Gunn has never shied from twisting the knife at the most emotionally devastating moment, but “Like A Keith In The Night” hits differently. It’s the composition of Keith’s imminent slaughter: in front of Chris, who, in the moment, recalls what it looked like when he, as a kid, punched Keith to death. His friends are there to protect him, and they’ve just proven that they’re willing to commit extreme acts to do it. Love, in this context, is mangled into the gnarly murder-rampage that has defined Peacemaker’s career and his life. “This is me,” he says, cradling his older brother. “It’s not your world that’s wrong, or mine. It’s me!” He is certainly missing the forest for the trees—like he overlooked the pervasive Nazism in his Happy Place—but that’s Chris in a nutshell: a jingoistic dummy, a walking disaster trained for death but led by his heart. And it’s led him here, where he watches his family die once more.

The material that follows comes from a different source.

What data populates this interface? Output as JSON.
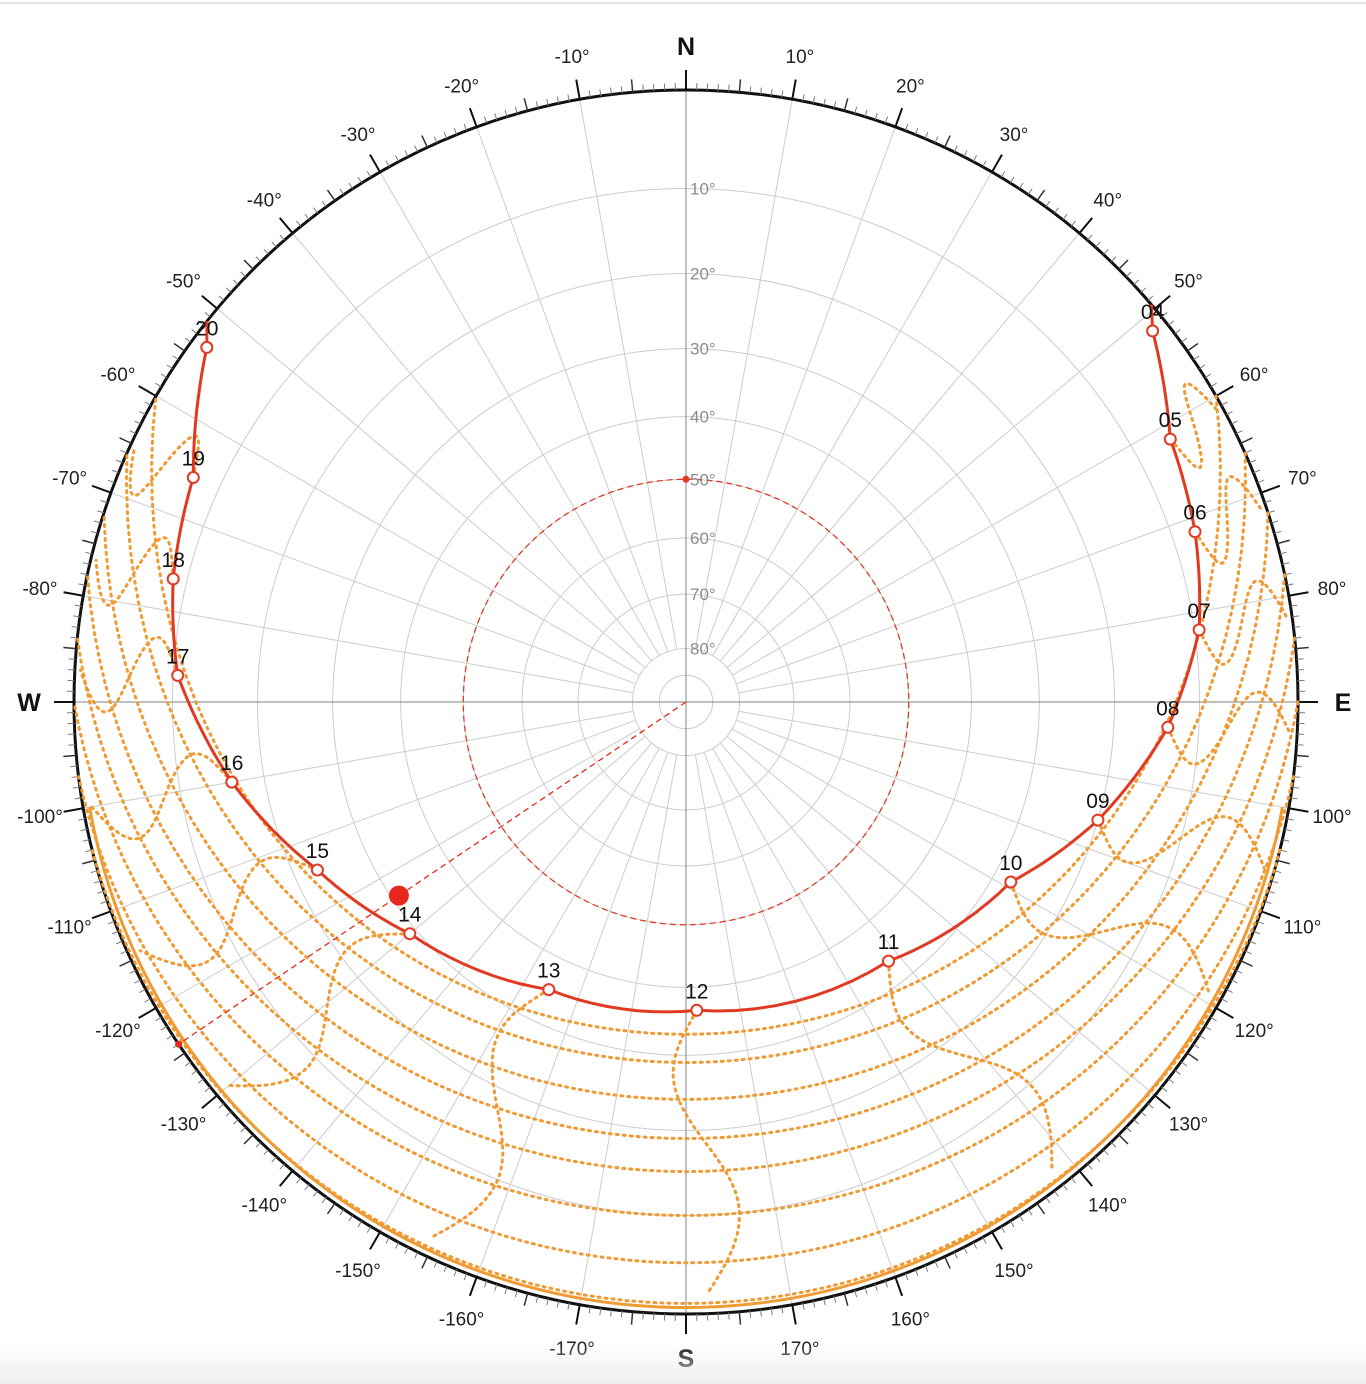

Chris spares Keith out of grief, and the Kids finally make good on their escape from Earth-X, but not before Harcourt attempts a coup d’état on Captain Triumph. “I can’t have you coming after him,” she says, finger on the trigger—and she would have pulled it, if not for Fitzgibbon and his advancing forces. The Kids return to Earth-Prime, where Rick Flag and A.R.G.U.S. promptly take him into custody. He goes quietly. Judging by the look on Chris’ face, he may be ready to sit out the rest of existence in a Belle Reve cell. Only one problem remains: Keith Smith. He will not forget the death of his brother or his father, the scars inflicted by the 11th Street Kids or the gun Harcourt put in his face. But should Captain Triumph cross into Earth-Prime to claim his revenge, will he also remember the man, briefly his brother through a cosmic fluke, who wept into his chest and saved his life?
Stray observations
- • A killer joke: Vig’s doppelganger (also Stroma) learns there is a reality where America and its allies won World War II. “You must live in a utopia!” he squeaks. Vig: “Um…”
- • Stephen Blackehart, in all likelihood, will resurface in Man Of Tomorrow. I hope he does!
- • I’m devastated. It’s great to see Lochlyn Munro again, but the nature of Earth-X denies us a cameo from Annie Chang’s Detective Song.
- • More bad things about Earth-X: the Cheet-Os are spelled Cheet-Ohs and are not as good. Scrabble is Scrobble, but it seems to play the same.
- • Robert Patrick got his “come with me if you want to live” moment.